News on the novel: you can now order signed copies of Aether and Ego through Bookmark Halifax (if you’re in Canada) or Bookshop (if you’re in the US). It’s a bit weird if you’re in the US: I can’t sign the actual book, since then you’d have to pay much higher shipping rates from Canada and possibly tariffs, so just email me your address letting me know you’d like a bookplate and I’ll send it to you in September, to stick inside the book.
New writing: three erasures in manywor(l)ds: “alienation echo,” “Competing with churches for the imagination of present-day” and “metamorphosis (chrysalis).”
Currently writing: The less said about the robot Emma I’m struggling to wrap my head around, the better, but I’m also toying with a short story about ripping off my boobs, so I have that going for me.

Currently reading: Alan has gotten me into the Dungeon Crawler Carl novels, which probably everybody on this list has already heard about, so I won’t review them here.

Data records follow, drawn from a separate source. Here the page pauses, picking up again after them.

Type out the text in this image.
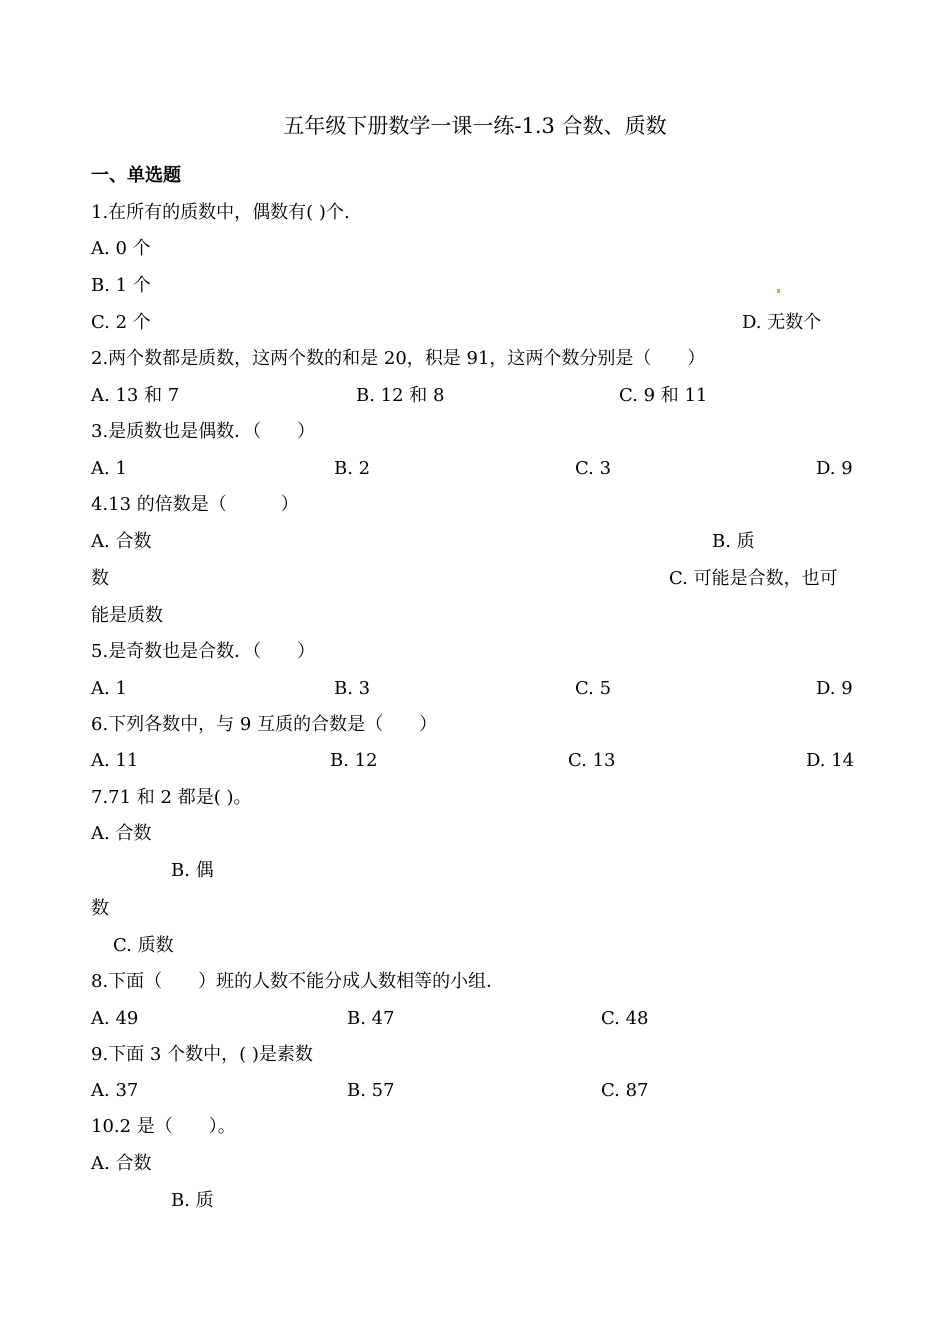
五年级下册数学一课一练-1.3 合数、质数
一、单选题
1.在所有的质数中，偶数有( )个.
A. 0 个
B. 1 个
C. 2 个	D. 无数个
2.两个数都是质数，这两个数的和是 20，积是 91，这两个数分别是（　　）
A. 13 和 7	B. 12 和 8	C. 9 和 11
3.是质数也是偶数．（　　）
A. 1	B. 2	C. 3	D. 9
4.13 的倍数是（　　　）
A. 合数	B. 质
数	C. 可能是合数，也可
能是质数
5.是奇数也是合数．（　　）
A. 1	B. 3	C. 5	D. 9
6.下列各数中，与 9 互质的合数是（　　）
A. 11	B. 12	C. 13	D. 14
7.71 和 2 都是( )。
A. 合数
B. 偶
数
C. 质数
8.下面（　　）班的人数不能分成人数相等的小组．
A. 49	B. 47	C. 48
9.下面 3 个数中，( )是素数
A. 37	B. 57	C. 87
10.2 是（　　）。
A. 合数
B. 质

I’m also reading Jon Tattrie’s To Leave a Warrior Behind, which is a biography of the sword and soul pioneer Charles R. Saunders, author of Imaro, and very well worth reading if you’re interested in the history of the genre.
For full disclosure, if you buy any of the books linked above from Bookshop, I’ll get a tiny commission, which I promise to spend irresponsibly.